Will Hutton in today's Observer has a good column on the Sennett book, concentrating on the 'Spectre of uselessness':

We are moving from a world which valued accomplishment, knowledge and craft into a new one which rates the capacity to change, to turn one's back on one's own history and to think only how to capitalise upon the next new thing. It is highly exclusive; only a few have the capacity to thrive in this environment and they do so by cutting off their own sense of anchoredness, so being party to their own destruction.
The rest, in varying degrees, are left beached by what is happening, tempted to give meaning to their lives by turning to cultures that make more sense, such as religion and nationalism.
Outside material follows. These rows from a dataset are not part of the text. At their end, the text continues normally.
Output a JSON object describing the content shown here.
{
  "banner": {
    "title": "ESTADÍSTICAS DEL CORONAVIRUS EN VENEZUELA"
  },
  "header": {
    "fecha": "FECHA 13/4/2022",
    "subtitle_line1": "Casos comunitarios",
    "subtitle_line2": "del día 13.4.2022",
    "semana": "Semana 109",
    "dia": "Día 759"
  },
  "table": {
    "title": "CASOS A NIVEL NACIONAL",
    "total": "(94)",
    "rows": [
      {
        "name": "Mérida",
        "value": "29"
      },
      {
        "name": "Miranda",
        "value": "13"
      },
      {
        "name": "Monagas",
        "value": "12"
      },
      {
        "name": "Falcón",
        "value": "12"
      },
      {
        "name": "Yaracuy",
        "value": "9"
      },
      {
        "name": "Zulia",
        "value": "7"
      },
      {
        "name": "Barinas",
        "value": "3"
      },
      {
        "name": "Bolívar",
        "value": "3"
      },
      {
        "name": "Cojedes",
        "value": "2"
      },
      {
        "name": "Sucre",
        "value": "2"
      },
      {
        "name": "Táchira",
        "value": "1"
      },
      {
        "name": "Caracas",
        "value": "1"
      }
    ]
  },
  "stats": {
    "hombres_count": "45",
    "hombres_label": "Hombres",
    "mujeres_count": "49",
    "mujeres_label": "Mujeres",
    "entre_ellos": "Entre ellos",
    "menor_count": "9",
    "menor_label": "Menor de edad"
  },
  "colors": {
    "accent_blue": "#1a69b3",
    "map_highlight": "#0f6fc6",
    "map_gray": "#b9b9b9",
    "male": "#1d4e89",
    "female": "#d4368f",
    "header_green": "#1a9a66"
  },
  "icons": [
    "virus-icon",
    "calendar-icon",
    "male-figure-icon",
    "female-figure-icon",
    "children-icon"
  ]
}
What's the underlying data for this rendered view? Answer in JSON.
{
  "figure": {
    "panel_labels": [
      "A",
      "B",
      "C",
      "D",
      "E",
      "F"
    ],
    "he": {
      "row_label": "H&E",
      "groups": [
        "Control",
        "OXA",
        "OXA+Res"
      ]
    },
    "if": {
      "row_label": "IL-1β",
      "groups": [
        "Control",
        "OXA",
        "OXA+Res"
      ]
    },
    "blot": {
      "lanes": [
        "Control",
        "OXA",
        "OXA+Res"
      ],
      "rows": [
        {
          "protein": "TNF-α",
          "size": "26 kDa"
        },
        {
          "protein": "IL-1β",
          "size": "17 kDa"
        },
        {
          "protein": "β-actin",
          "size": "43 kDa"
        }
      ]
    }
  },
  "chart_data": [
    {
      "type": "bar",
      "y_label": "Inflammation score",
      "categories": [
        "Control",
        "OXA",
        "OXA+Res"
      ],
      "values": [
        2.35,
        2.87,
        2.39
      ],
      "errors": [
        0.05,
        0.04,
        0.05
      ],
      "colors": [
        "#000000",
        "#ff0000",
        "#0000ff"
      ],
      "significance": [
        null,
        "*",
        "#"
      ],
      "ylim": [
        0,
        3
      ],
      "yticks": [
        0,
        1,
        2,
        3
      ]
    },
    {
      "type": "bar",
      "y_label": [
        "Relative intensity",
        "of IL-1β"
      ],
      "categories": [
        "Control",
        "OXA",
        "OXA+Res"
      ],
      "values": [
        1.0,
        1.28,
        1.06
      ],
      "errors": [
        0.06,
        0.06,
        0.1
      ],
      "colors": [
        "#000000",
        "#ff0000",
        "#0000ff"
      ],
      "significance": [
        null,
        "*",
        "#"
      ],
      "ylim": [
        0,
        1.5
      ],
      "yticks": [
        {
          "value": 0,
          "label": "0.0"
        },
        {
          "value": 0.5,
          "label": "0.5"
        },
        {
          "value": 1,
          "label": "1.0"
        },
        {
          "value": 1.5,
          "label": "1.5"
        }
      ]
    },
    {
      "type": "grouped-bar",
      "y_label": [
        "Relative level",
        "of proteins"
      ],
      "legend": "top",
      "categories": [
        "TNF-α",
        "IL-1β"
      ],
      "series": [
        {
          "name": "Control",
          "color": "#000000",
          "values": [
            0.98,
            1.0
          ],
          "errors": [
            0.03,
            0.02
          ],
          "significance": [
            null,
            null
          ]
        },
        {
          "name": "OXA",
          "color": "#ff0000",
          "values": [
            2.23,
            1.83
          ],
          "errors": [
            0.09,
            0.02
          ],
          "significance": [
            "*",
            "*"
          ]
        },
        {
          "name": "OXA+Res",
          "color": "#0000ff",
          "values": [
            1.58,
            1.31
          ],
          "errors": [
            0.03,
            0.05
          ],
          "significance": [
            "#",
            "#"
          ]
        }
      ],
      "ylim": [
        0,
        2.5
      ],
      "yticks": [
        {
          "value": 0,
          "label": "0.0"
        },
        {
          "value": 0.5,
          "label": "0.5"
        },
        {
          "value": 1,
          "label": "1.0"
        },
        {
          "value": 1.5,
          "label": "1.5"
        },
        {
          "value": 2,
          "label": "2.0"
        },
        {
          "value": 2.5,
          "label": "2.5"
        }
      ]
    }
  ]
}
Thus, in the US, the rise of the Christian right; thus, in Europe, and even in Britain, the rise of nationalism.

1:11 pm, March 12, 2006  
Anonymous Kevin Gopal said...

Another Observer contributor, Oliver James, makes some similar points, although he suggests the psychopaths don't mind whether their capitalism is new or old:,,1462339,00.html

4:15 pm, March 16, 2006  
Blogger Tim Chapman said...

The difference now (to take my extrapolation of Sennett's argument) is that it's not just the bosses any more - everyone working in or with these deconstructed corporations has to cultivate these personality traits to survive.

As the man said: "The advanced societies of the future will not be governed by reason. They will be driven by irrationality, by competing systems of psychopathology."